Test Your Agents Like You Test Your Code

Your agent works great in development. But will it work in production? With Agent CI, you can find out before you deploy.

In 5 minutes, you'll have automated testing running on every pull request. Here's how:

Step 1: Connect Your Repository

Install Agent CI on Your GitHub Organization

  1. Go to agent-ci.com and click "Login with GitHub"
  2. Authorize Agent CI to verify your GitHub identity (you'll see a GitHub authorization page)
  3. Install the Agent CI GitHub App:
    • You'll be redirected to GitHub's app installation page
    • Choose your organization from the dropdown (only organization owners can install apps)
    • Select repository access:
      • Choose "All repositories" for organization-wide access
      • Or choose "Only select repositories" and pick specific repos
    • Click "Install" to complete the GitHub App installation

Note: Only organization owners can install GitHub Apps. If you're not an owner, ask an organization owner to complete this step.

Set Up Agent CI

  1. Create your organization in Agent CI (you'll be redirected back after GitHub installation)
  2. Click "Create New Application" and select your repository from the dropdown
  3. Confirm permissions - Agent CI will show you exactly what access it has to your selected repositories

That's it. Agent CI is now monitoring your repository for pull requests and can run evaluations.

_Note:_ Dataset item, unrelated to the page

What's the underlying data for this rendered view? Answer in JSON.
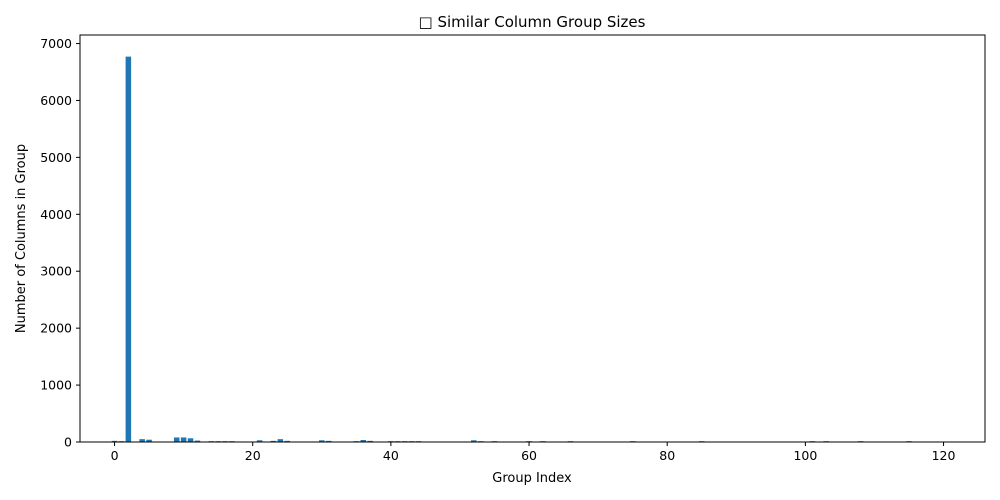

Step 2: Write Your First Test

Create a folder called .agentci in your repository root and add this file:

.agentci/basic-test.toml

[eval]
description = "Basic agent test"
type = "accuracy"
targets.agents = ["*"]

[[eval.cases]]
prompt = "What is 2 + 2?"
output = "4"

[[eval.cases]]
prompt = "Hello!"
output = "{{*}}"  # Matches any response

Commit and push this file. That's your first agent evaluation!

Step 3: See It Work

Open a pull request with your new .agentci/basic-test.toml file. Within seconds, you'll see:

✅ Agent CI: Evaluation complete
   └── ✅ basic-test (2/2 test cases passed)

That's it! You now have automated agent testing on every pull request.

Why This Works So Well

Configuration files in Git = Separation of concerns

  • Your agent code stays clean
  • Tests are versioned with your code
  • Changes are auditable and reviewable
  • Teams can collaborate on test criteria

Zero setup, maximum power

  • No servers to manage
  • No complex deployment configurations
  • Automatic environment creation
  • Native GitHub integration

Level Up: More Evaluation Types

Once you're comfortable with basic accuracy tests, try these:

Performance testing:

[eval]
type = "performance"
[eval.thresholds]
max_latency_ms = 2000

Safety checks:

[eval]
type = "safety"
[eval.templates]
prompt_injection = true
harmful_content = true

Consistency verification:

[eval]
type = "consistency"
iterations = 5  # Run 5 times, check variance

Next Steps

Add more tests as you need them:

  • Performance thresholds
  • Safety checks against prompt injection
  • Consistency across multiple runs

Invite your team:

  • Everyone can see evaluation results on PRs
  • Changes to tests go through code review
  • Full audit trail of who changed what

Scale with confidence:

  • Production monitoring runs automatically
  • Performance trends tracked over time
  • Regressions caught before users see them

The 5-Minute Foundation

In just 5 minutes, you've built something powerful:

  • Automated testing for AI agents
  • Confidence in your deployments
  • A foundation that scales with your team

Your agents are no longer black boxes. They're systematically tested, continuously monitored, and ready for production.